The TensorDict is then locked, meaning that any writing operations that isn’t in-place will throw an exception (eg, rename, set or remove an entry). Once the tensordict is unlocked, the memory-mapped attribute is turned to
False
, because cross-process identity is not guaranteed anymore.- Returns:
A new
TensorDict
instance with data stored as memory-mapped tensors ifreturn_early=False
, otherwise aTensorDictFuture
instance.
Note
This is the recommended method to write a set of large buffers on disk, as
memmap_()
will copy the information, which can be slow for large content.Examples
>>> td = TensorDict({ ... "a": torch.zeros((3, 64, 64), dtype=torch.uint8), ... "b": torch.zeros(1, dtype=torch.int64), ... }, batch_size=[]).expand(1_000_000) # expand does not allocate new memory >>> buffer = td.memmap_like("/path/to/dataset")
- memmap_refresh_()¶
Refreshes the content of the memory-mapped tensordict if it has a
saved_path
.This method will raise an exception if no path is associated with it.
- save(prefix: str | None = None, copy_existing: bool = False, *, num_threads: int = 0, return_early: bool = False, share_non_tensor: bool = False) Self ¶
Saves the tensordict to disk.
This function is a proxy to
memmap()
.
- set(key: NestedKey, value: Any, inplace: bool = False, non_blocking: bool = False)¶
Sets a new key-value pair.
- Parameters:
key (str, tuple of str) – name of the key to be set. If tuple of str it is equivalent to chained calls of getattr followed by a final setattr.
value (Any) – value to be stored in the tensorclass
inplace (bool, optional) – if
True
, set will tentatively try to update the value in-place.
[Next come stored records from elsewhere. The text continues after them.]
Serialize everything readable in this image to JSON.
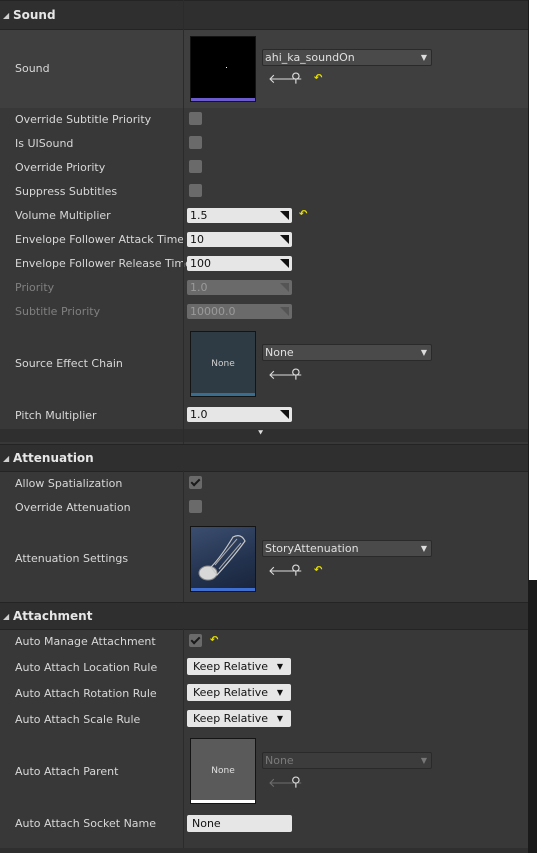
{
  "sections": {
    "sound": "Sound",
    "attenuation": "Attenuation",
    "attachment": "Attachment"
  },
  "sound": {
    "label": "Sound",
    "asset": "ahi_ka_soundOn",
    "override_subtitle_priority": {
      "label": "Override Subtitle Priority",
      "checked": false
    },
    "is_ui_sound": {
      "label": "Is UISound",
      "checked": false
    },
    "override_priority": {
      "label": "Override Priority",
      "checked": false
    },
    "suppress_subtitles": {
      "label": "Suppress Subtitles",
      "checked": false
    },
    "volume_multiplier": {
      "label": "Volume Multiplier",
      "value": "1.5"
    },
    "envelope_attack": {
      "label": "Envelope Follower Attack Time",
      "value": "10"
    },
    "envelope_release": {
      "label": "Envelope Follower Release Time",
      "value": "100"
    },
    "priority": {
      "label": "Priority",
      "value": "1.0"
    },
    "subtitle_priority": {
      "label": "Subtitle Priority",
      "value": "10000.0"
    },
    "source_effect_chain": {
      "label": "Source Effect Chain",
      "value": "None",
      "thumb": "None"
    },
    "pitch_multiplier": {
      "label": "Pitch Multiplier",
      "value": "1.0"
    }
  },
  "attenuation": {
    "allow_spatialization": {
      "label": "Allow Spatialization",
      "checked": true
    },
    "override_attenuation": {
      "label": "Override Attenuation",
      "checked": false
    },
    "settings": {
      "label": "Attenuation Settings",
      "value": "StoryAttenuation"
    }
  },
  "attachment": {
    "auto_manage": {
      "label": "Auto Manage Attachment",
      "checked": true
    },
    "location_rule": {
      "label": "Auto Attach Location Rule",
      "value": "Keep Relative"
    },
    "rotation_rule": {
      "label": "Auto Attach Rotation Rule",
      "value": "Keep Relative"
    },
    "scale_rule": {
      "label": "Auto Attach Scale Rule",
      "value": "Keep Relative"
    },
    "parent": {
      "label": "Auto Attach Parent",
      "value": "None",
      "thumb": "None"
    },
    "socket_name": {
      "label": "Auto Attach Socket Name",
      "value": "None"
    }
  },
  "icons": {
    "back": "arrow-left-icon",
    "browse": "search-icon",
    "reset": "reset-to-default-icon",
    "expand": "expand-advanced-icon"
  },
  "colors": {
    "background": "#383838",
    "section_header": "#2f2f2f",
    "input": "#e6e6e6",
    "reset": "#e8e000",
    "sound_bar": "#6a5acd",
    "effect_bar": "#3a6e8e",
    "attenuation_bar": "#3f6fd0"
  }
}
IfFalse
or if the key isn’t present, the value will be simply written at its destination.
- Returns:
self
- stack(dim: int = 0, *, out=None)¶
Stacks tensordicts into a single tensordict along the given dimension.
This call is equivalent to calling
torch.stack()
but is compatible with torch.compile.
- state_dict(destination=None, prefix='', keep_vars=False, flatten=False) dict[str, Any] ¶
Returns a state_dict dictionary that can be used to save and load data from a tensorclass.
- to_tensordict(*, retain_none: bool | None = None) TensorDict ¶
Convert the tensorclass into a regular TensorDict.
Makes a copy of all entries. Memmap and shared memory tensors are converted to regular tensors.
- Parameters:
retain_none (bool) – if
True
, theNone
values will be written in the tensordict. Otherwise they will be discrarded. Default:True
.- Returns:
A new TensorDict object containing the same values as the tensorclass.
- unbind(dim: int)¶
Returns a tuple of indexed tensorclass instances unbound along the indicated dimension.
Resulting tensorclass instances will share the storage of the initial tensorclass instance.